Large scale building projects are once again the main drivers of construction output now that the British construction industry has well and truly put the recession behind it. Surplus office space in London and other big cities has been largely mopped up on the back of recent economic growth. Nowhere is this more apparent than at Canary Wharf in London's Docklands, where new buildings are now under construction for the first time since the developer collapsed in the early 1990s (see page 24).
Meanwhile, most cities have at least one major Millennium or Lottery funded project worth more than £50M. And the Private Finance Initiative has spawned its first two major new health sector projects - the £214M Norfolk & Norwich hospital and the £125M Dartford & Gravesham hospital. Both these schemes are now under construction and more are expected to start up in the next 12 months.
Latest figures from Construction Forecasting & Research show that this year private commercial construction output will grow by 8% to £9.6bn - around £1bn short of boom figures reported in 1990. National contractors such as Kier say 80% of their new orders now come from private developers.
It is just as well for the industry that commercial building is doing so well. Infrastructure orders are in the doldrums, bumping along at around £500M a year and with the future of the Channel Tunnel Rail Link and Thameslink 2000 in doubt the civil engineering sector is in hiatus.
Significantly, growth in building output has been underpinned by a much more cautious approach from clients and contractors, who remember the pain caused by the last recession. 'There is not a lot of speculative property being built,' says Kier Group finance director Duncan Brand. Instead, most developers look for tenants before starting construction to ensure they are certain of realising their investments.

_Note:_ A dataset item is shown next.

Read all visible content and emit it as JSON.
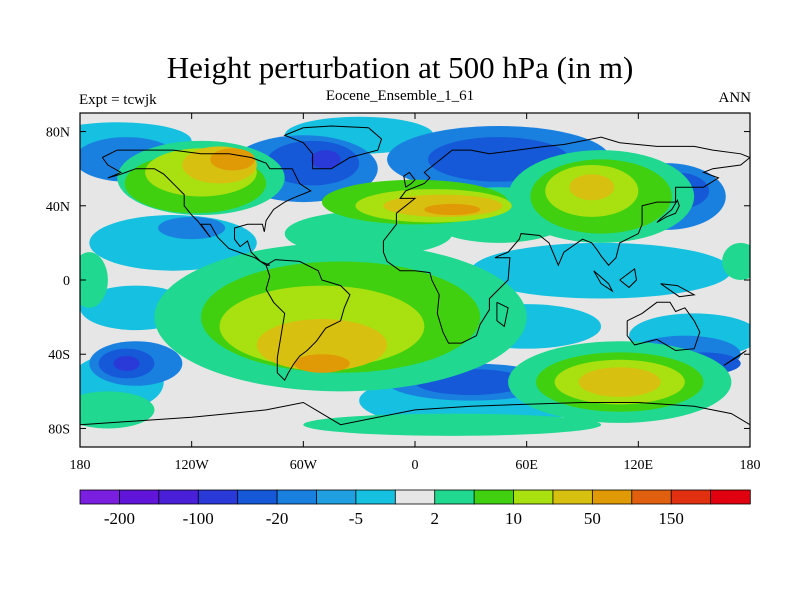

Those that are building speculatively are also tailoring projects to the likely demands of potential clients. Ove Arup is working on a project in the West End - the heart of London's media land. With this in mind the building is designed for maximum internal flexibility - something fast changing media organisations expect.
Growing computer use has taught developers and their engineers about designing for cabling for electronic trading systems. 'People have a lot of experience in running and operating trading floors and are defining the specifications. The requirements are a lot better known now,' says Mott MacDonald head of structures Mike Barker.
But if the building market is strong now there are signs there could be a slow down in the growth of projects after the turn of the century. By then most of the millennium projects will be finished and contractors and consultants will be looking for replacement work. By that time the PFI should be delivering more hospitals and government buildings, but an eventual slow down in the economy resulting from recent interest rate rises could take the heat out of the commercial property boom.